Why Freddie Highmore Initially Turned Down The Good Doctor, And What’s Ahead for Season 2

Plus, why the actor insisted on capping the season at 18 episodes

Freddie Highmore was offered The Good Doctor just days after finishing Bates Motel.
Eike Schroter/ABC

There are many reasons that The Good Doctor became this year’s breakout freshman drama, as detailed in this week’s cover story. But showrunner and executive producer David Shore says the real secret of the ABC medical drama’s success is its star, Freddie Highmore, who plays autistic surgeon, Dr. Shaun Murphy.

“On day one of filming, it just came to life,” recalled Shore. “It’s a role that is easy to do badly—and he has done it exquisitely. You just get the sense that there’s so much going on behind those eyes, even though it’s not being communicated in a traditional way.”

Highmore spoke with Adweek about why he initially turned down the role last year, why he insisted on capping the season at 18 episodes and what’s on tap for Season 2 after last night’s season finale.

How ‘no’ became ‘yes’

After wrapping five seasons as Norman Bates on A&E’s psycho prequel Bates Motel, Highmore was wary of diving immediately into another long-running TV series just days later. So while he was intrigued by playing Shaun Murphy, he initially passed on the role.

“When you’ve just finished a show that had been on for five seasons, you’re aware of the necessary commitment that is behind it, and the fact that you need to choose wisely because otherwise you could end up on something that you might not want to be doing for years and years,” said Highmore.
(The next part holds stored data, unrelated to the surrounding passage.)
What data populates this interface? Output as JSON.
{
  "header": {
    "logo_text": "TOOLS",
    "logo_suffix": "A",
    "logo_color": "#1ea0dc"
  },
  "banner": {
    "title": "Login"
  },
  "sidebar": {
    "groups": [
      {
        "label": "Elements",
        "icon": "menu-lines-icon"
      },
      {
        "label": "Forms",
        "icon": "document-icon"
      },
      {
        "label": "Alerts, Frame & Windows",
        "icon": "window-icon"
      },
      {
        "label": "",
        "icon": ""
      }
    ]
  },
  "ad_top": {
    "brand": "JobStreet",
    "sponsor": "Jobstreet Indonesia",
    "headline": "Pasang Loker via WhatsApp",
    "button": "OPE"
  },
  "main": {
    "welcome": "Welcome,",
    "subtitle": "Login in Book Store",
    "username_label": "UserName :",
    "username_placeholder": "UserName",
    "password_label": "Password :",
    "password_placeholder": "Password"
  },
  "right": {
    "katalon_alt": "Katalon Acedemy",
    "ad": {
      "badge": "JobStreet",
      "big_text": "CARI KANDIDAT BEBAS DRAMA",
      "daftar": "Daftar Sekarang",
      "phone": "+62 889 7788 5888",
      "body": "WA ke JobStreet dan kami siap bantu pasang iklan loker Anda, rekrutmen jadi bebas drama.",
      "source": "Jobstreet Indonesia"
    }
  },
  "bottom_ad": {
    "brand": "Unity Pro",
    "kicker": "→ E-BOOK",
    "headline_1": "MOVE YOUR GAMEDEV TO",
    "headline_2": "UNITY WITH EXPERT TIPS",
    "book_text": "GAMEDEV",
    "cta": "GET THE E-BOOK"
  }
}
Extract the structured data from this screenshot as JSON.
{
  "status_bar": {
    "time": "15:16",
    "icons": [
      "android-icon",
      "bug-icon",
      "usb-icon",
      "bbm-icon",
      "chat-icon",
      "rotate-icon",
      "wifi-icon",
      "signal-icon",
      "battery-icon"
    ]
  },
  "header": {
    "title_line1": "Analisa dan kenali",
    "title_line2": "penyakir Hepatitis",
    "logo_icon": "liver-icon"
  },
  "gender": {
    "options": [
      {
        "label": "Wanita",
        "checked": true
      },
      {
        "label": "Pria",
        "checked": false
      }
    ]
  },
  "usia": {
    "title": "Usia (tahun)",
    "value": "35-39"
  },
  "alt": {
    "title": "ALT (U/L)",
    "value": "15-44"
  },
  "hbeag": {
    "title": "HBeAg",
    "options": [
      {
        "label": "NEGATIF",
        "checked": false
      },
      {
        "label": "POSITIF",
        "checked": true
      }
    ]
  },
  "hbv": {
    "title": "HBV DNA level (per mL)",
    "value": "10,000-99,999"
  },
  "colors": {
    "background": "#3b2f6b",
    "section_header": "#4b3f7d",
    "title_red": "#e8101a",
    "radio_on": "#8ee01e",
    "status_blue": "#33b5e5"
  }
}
“The crazy thing about pilot season is everything is so quick and thrust upon you with such immediacy that the decisions need to be made within hours. I guess it was just a case of finally getting home and sitting down and figuring out that this was indeed the right thing to be doing, and not wanting to jump into something if you couldn’t commit yourself a hundred percent to it. But it was really talking with David Shore that convinced me that this was going to be a wonderful project to be a part of.”

Eighteen is enough

One way that Sony Pictures Television, which produces the series, was able to convince Highmore was to sign him to a deal that caps each season at 18 episodes, instead of the standard 22-episode season for broadcast dramas. While some actors insist on shorter-than-normal orders to give themselves more time to squeeze in other film and theater projects, Highmore said that wasn’t the case here.

“It’s the idea of making the show as good as it can possibly be,” he said. “You feel better in a slightly more contained version of a season. You’d never want to just be doing more for the sake of it, and so it seems like a wise idea to start with that and see how things go.”

Optimistic outlook

Highmore thinks that The Good Doctor has become a hit because it serves as a needed beacon of positivity in the world. “I think people have responded to the optimism, that idea of people wanting to get behind someone who has a hopeful outlook on the world in a time where there is so much negativity that’s so easy to come by. You don’t necessarily want to turn on your television and see more,” he said.

“And then I think there’s an innate curiosity to the way in which Shaun views the world that’s also intriguing and makes us better as people learning through him. He asks questions on the show that I think are interesting questions for us to consider in our day-to-day lives, and hopefully that sticks with people after they’ve finished.”

One week at a time

Viewers are increasingly binge-watching entire seasons of TV, but Highmore said The Good Doctor’s success proves that there’s still value to broadcast’s weekly model.